A delegation of Chinese government officials will meet with American trade representatives next week to discuss ways of further normalizing economic relations between the two countries, according to government officials.

The two groups will meet next Tuesday and Thursday and discuss sea, air and other trade agreements being negotiated between the two countries, the officials said. The Chinese delegation will be headed by Vice Premier Bo Yibo, and the United States will be represented by high-ranking Treasury Department officials, they said.

Details of the meeting are scheduled to be released at a press briefing today.

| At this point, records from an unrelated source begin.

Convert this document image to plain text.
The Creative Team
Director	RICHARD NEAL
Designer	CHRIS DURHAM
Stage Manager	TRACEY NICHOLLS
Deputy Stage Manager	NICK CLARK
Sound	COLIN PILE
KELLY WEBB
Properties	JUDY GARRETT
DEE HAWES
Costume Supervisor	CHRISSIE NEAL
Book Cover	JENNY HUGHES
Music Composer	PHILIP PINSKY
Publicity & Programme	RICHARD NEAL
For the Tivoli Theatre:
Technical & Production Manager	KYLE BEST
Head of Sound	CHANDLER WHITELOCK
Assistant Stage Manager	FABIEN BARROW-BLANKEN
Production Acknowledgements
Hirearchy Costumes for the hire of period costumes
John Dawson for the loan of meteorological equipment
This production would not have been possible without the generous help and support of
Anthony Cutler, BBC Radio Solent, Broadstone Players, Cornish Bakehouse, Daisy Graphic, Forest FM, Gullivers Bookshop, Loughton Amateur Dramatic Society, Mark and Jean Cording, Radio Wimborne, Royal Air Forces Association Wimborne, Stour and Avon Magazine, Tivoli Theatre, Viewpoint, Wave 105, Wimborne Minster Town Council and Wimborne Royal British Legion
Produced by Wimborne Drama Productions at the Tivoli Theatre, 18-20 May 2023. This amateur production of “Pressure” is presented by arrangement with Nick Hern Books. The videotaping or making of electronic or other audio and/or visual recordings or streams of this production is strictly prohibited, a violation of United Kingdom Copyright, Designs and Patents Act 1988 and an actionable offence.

In a related action, Chinese and American government representatives yesterday initialed a three-year bilaterala trade pact to control burgeoning textile and apparel imports from China. The pact had been agreed to in principle in July. It is expected to be signed "in the near future," according to a spokesman for the U.S. Trade Representative.

The agreement, hammered out after months of sometimes stormy negotiations, applies to cotton, wool and man-made textiles and apparel exported from China into the United States between Jan. 1, 1980, and Dec. 31, 1982.

It establishes import levels on certain women's, girls' and infants' knit and woven shirts and blouses, men's and boys' woven shirts and all cotton trousers and man-made fiber sweaters.

Domestic textile industry officials had been concerned about the giant leaps Chinese goods were making in the U.S. market since 1970, when the only Chinese textile import was an 11-square-yard piece of wool carpet, a government official said.

The Chinese are now this country's second-largest supplier of some cotton products, according to government figures. Last year the Chinese exported into the United States 231.2 million square yards of textiles and related products, up from 84.7 million square yards in 1974 and 163,000 square yards in 1971.

No further details of the agreement will be available until it is signed, the trade representative spokesman said.